Glenn McDonald
Glenn McDonald believes that music is the thing that humans do best, and that you don't have to understand people to want to hear them sing. At Spotify he variously attempts to quantify awe, turn arguments about counting into conversations about love, and extract new particles from the Large Genre Collider. At previous Pop Conferences he has discussed music cartography, algorithmic morality, patterns of protest and escape and disgust, and other pretexts for symphonic metal.
Panic, Death and Other Gender Patterns in Spotify Listening
In September 2016 Spotify added a third gender choice, labeled "non-binary", to the service's signup form in the US. In the first year of this possibility, over a million new Spotify members selected non-binary. By November 2017 the non-binary signup rate was at about 2.5%, and this group was collectively streaming over 20,000 days of music per day.

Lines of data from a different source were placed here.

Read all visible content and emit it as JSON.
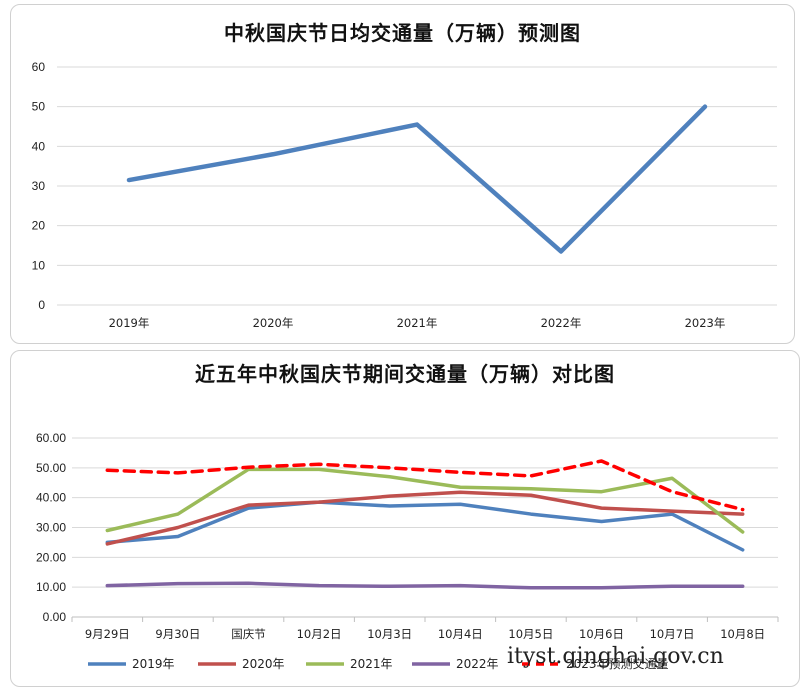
{
  "chart_data": [
    {
      "type": "line",
      "title": "中秋国庆节日均交通量（万辆）预测图",
      "categories": [
        "2019年",
        "2020年",
        "2021年",
        "2022年",
        "2023年"
      ],
      "series": [
        {
          "values": [
            31.5,
            38,
            45.5,
            13.5,
            50
          ]
        }
      ],
      "ylim": [
        0,
        60
      ],
      "yticks": [
        "0",
        "10",
        "20",
        "30",
        "40",
        "50",
        "60"
      ],
      "grid": true,
      "colors": [
        "#4f81bd"
      ]
    },
    {
      "type": "line",
      "title": "近五年中秋国庆节期间交通量（万辆）对比图",
      "categories": [
        "9月29日",
        "9月30日",
        "国庆节",
        "10月2日",
        "10月3日",
        "10月4日",
        "10月5日",
        "10月6日",
        "10月7日",
        "10月8日"
      ],
      "series": [
        {
          "name": "2019年",
          "color": "#4f81bd",
          "dash": false,
          "values": [
            25,
            27,
            36.5,
            38.5,
            37.2,
            37.8,
            34.5,
            32,
            34.5,
            22.5
          ]
        },
        {
          "name": "2020年",
          "color": "#c0504d",
          "dash": false,
          "values": [
            24.5,
            30,
            37.5,
            38.5,
            40.5,
            41.8,
            40.8,
            36.5,
            35.5,
            34.5
          ]
        },
        {
          "name": "2021年",
          "color": "#9bbb59",
          "dash": false,
          "values": [
            29,
            34.5,
            49.5,
            49.5,
            47,
            43.5,
            43,
            42,
            46.5,
            28.5
          ]
        },
        {
          "name": "2022年",
          "color": "#8064a2",
          "dash": false,
          "values": [
            10.5,
            11.2,
            11.3,
            10.5,
            10.3,
            10.5,
            9.8,
            9.8,
            10.3,
            10.3
          ]
        },
        {
          "name": "2023年预测交通量",
          "color": "#ff0000",
          "dash": true,
          "values": [
            49.2,
            48.3,
            50.2,
            51.2,
            50,
            48.5,
            47.3,
            52.3,
            42,
            36
          ]
        }
      ],
      "ylim": [
        0,
        60
      ],
      "yticks": [
        "0.00",
        "10.00",
        "20.00",
        "30.00",
        "40.00",
        "50.00",
        "60.00"
      ],
      "grid": true,
      "legend": "bottom"
    }
  ],
  "watermark": "ityst.qinghai.gov.cn"
}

This has thus produced one of the largest datasets yet compiled on the listening behavior of people who identify as non-binary, and we may now begin to attempt to answer questions that until now were mostly hypothetical, like:
-How different is their listening from the full population, or from listeners who identify as male or as female? (They listen to 30% more music, for one thing.)
-How is their listening different when it's different? (They like Panic! At the Disco a lot.)
-How does non-binary gender identification relate to age, and is non-binary listening different in different ways at different ages? (Yes.)
And having asked these questions about listeners who identify as non-binary, it makes sense to also ask them about people who identify as female or male. Plus:
-What artists and genres skew most distinctively towards listeners of a particular gender? (The most dominantly male-listened genre is progressive deathcore.)
-How do listeners' genders and performers' gender relate, and how does this relationship differ across genres? (The most female-listened major artist is the all-male K-pop boy band BTS.)
-How do Spotify demographics differ across geography, and is that interesting?
-Could these insights be used in music programming and personalization to confront and reduce gender bias?
These and many related questions will be partially answered or earnestly evaded in a statistical tour, voluminously illustrated with numbers and music, of what we think we've learned so far.